Finially, V2 is also a voltage drop:

-V1 + I1*R1 - I2*R2 - V2 = 0

or

V2 + I2*R2 = -V1 + I1*R1

Quite close to what you had, only for the sign of V1.

Does this make sense?

RolandIRL

i get it now. voltage drops is when you go high potential (+) to low potential (-) and voltage rises - vice versa. i think i was following the current direction in the lower loop and when i came to CF, iwas doing it wrong. you don't really take into consideration current when you do V drops and V rises, just the potentials on the batteries and resistors (although they were determined by the current) and so if a current is negative, the wrong direction was chosen. it all comes out in the algebra
i get it now. thanks

FISMA

Whiteman,

Kirchoff's loop rule is just another version of the Law of Conservation of Energy (like Bernoulli, FLoT, wave eq...) . It is very handy.

What you are doing is solving systems of equations" getting more eq's than unknowns.

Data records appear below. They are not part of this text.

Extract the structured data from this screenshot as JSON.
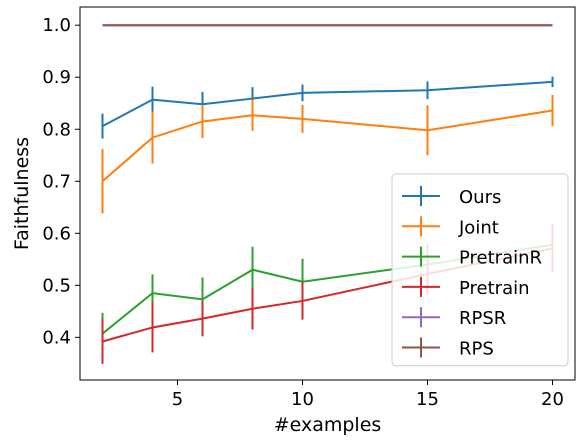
{
  "chart_data": {
    "type": "line",
    "xlabel": "#examples",
    "ylabel": "Faithfulness",
    "xlim": [
      1.1,
      20.9
    ],
    "ylim": [
      0.318,
      1.035
    ],
    "xticks": [
      5,
      10,
      15,
      20
    ],
    "xtick_labels": [
      "5",
      "10",
      "15",
      "20"
    ],
    "yticks": [
      0.4,
      0.5,
      0.6,
      0.7,
      0.8,
      0.9,
      1.0
    ],
    "ytick_labels": [
      "0.4",
      "0.5",
      "0.6",
      "0.7",
      "0.8",
      "0.9",
      "1.0"
    ],
    "x": [
      2,
      4,
      6,
      8,
      10,
      15,
      20
    ],
    "grid": false,
    "legend_position": "lower-right",
    "series": [
      {
        "name": "Ours",
        "color": "#1f77b4",
        "values": [
          0.806,
          0.857,
          0.848,
          0.859,
          0.87,
          0.875,
          0.891
        ],
        "errors": [
          0.024,
          0.025,
          0.024,
          0.022,
          0.016,
          0.017,
          0.01
        ]
      },
      {
        "name": "Joint",
        "color": "#ff7f0e",
        "values": [
          0.7,
          0.784,
          0.815,
          0.827,
          0.82,
          0.798,
          0.836
        ],
        "errors": [
          0.062,
          0.05,
          0.032,
          0.03,
          0.027,
          0.048,
          0.03
        ]
      },
      {
        "name": "PretrainR",
        "color": "#2ca02c",
        "values": [
          0.407,
          0.485,
          0.473,
          0.53,
          0.507,
          0.54,
          0.578
        ],
        "errors": [
          0.04,
          0.036,
          0.042,
          0.044,
          0.044,
          0.04,
          0.04
        ]
      },
      {
        "name": "Pretrain",
        "color": "#d62728",
        "values": [
          0.392,
          0.419,
          0.436,
          0.455,
          0.47,
          0.522,
          0.571
        ],
        "errors": [
          0.043,
          0.048,
          0.034,
          0.04,
          0.036,
          0.041,
          0.045
        ]
      },
      {
        "name": "RPSR",
        "color": "#9467bd",
        "values": [
          1.0,
          1.0,
          1.0,
          1.0,
          1.0,
          1.0,
          1.0
        ],
        "errors": [
          0,
          0,
          0,
          0,
          0,
          0,
          0
        ]
      },
      {
        "name": "RPS",
        "color": "#8c564b",
        "values": [
          1.0,
          1.0,
          1.0,
          1.0,
          1.0,
          1.0,
          1.0
        ],
        "errors": [
          0,
          0,
          0,
          0,
          0,
          0,
          0
        ]
      }
    ]
  }
}
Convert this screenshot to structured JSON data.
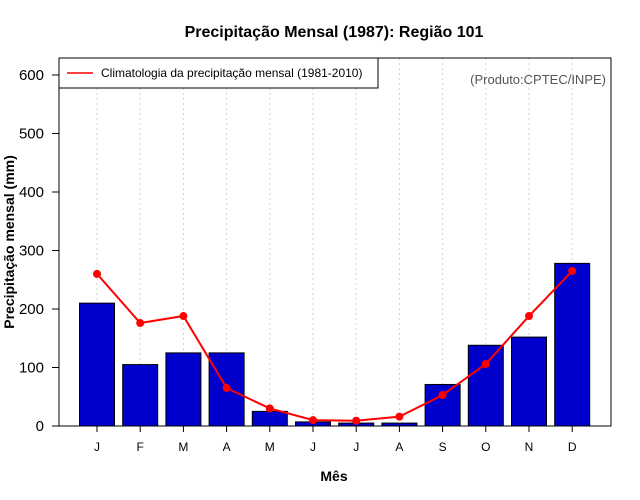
{
  "chart_data": {
    "type": "bar",
    "title": "Precipitação Mensal (1987): Região 101",
    "xlabel": "Mês",
    "ylabel": "Precipitação mensal (mm)",
    "credit": "(Produto:CPTEC/INPE)",
    "ylim": [
      0,
      600
    ],
    "yticks": [
      0,
      100,
      200,
      300,
      400,
      500,
      600
    ],
    "categories": [
      "J",
      "F",
      "M",
      "A",
      "M",
      "J",
      "J",
      "A",
      "S",
      "O",
      "N",
      "D"
    ],
    "series": [
      {
        "name": "Precipitação mensal (1987)",
        "kind": "bar",
        "color": "#0000cd",
        "values": [
          210,
          105,
          125,
          125,
          25,
          7,
          5,
          5,
          71,
          138,
          152,
          278
        ]
      },
      {
        "name": "Climatologia da precipitação mensal (1981-2010)",
        "kind": "line",
        "color": "#ff0000",
        "values": [
          260,
          176,
          188,
          65,
          30,
          10,
          9,
          16,
          53,
          106,
          188,
          265
        ]
      }
    ],
    "legend": {
      "position": "top-left",
      "entries": [
        "Climatologia da precipitação mensal (1981-2010)"
      ]
    },
    "grid": "vertical-dotted"
  }
}
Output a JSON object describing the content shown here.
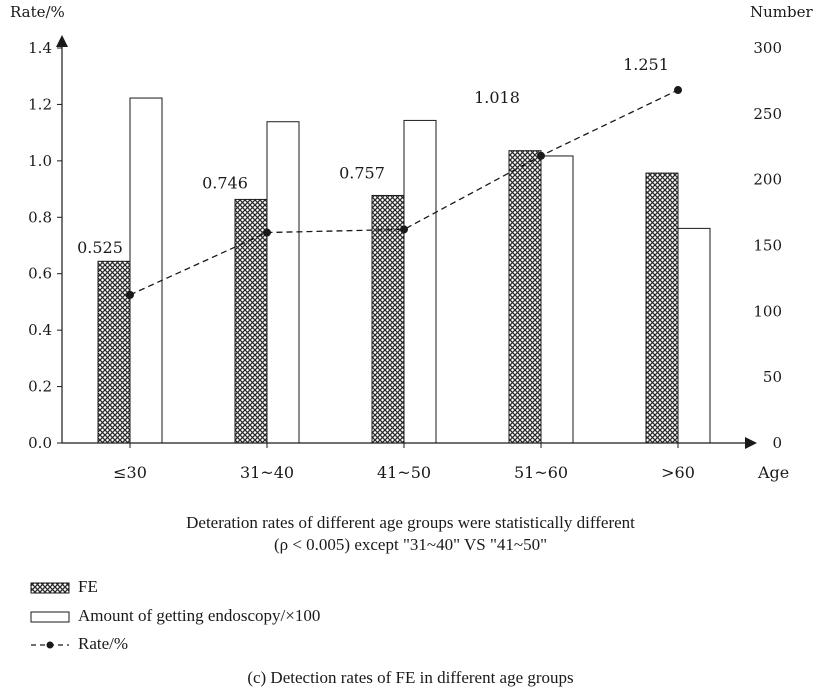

Kirchoff's junction rule for i's is just conserving charge. The junction rule is a very quick and easy way to get an equation. Just choose a direction, who cares if it is right or wrong (for now). This is especially true when you deal with multiple battery circuits.

In general when you go across the battery from - to + that's a V rise. However, the battery could be getting charged, which could throw you off in a multiple EMF circuit.

Anyhow, do the math and solve for the currents and all. If your current turns out to be negative, than the direction you chose for that current was wrong.

It is a lot like the sum of the torques - if a torque turns out to be negative - you originally chose the wrong direction. Don't go back and change your work, just note it now...

As I am sure you probably already know, not all circuits break down to either series, para, or a combo thereof. That's when Kirchoff has to be used.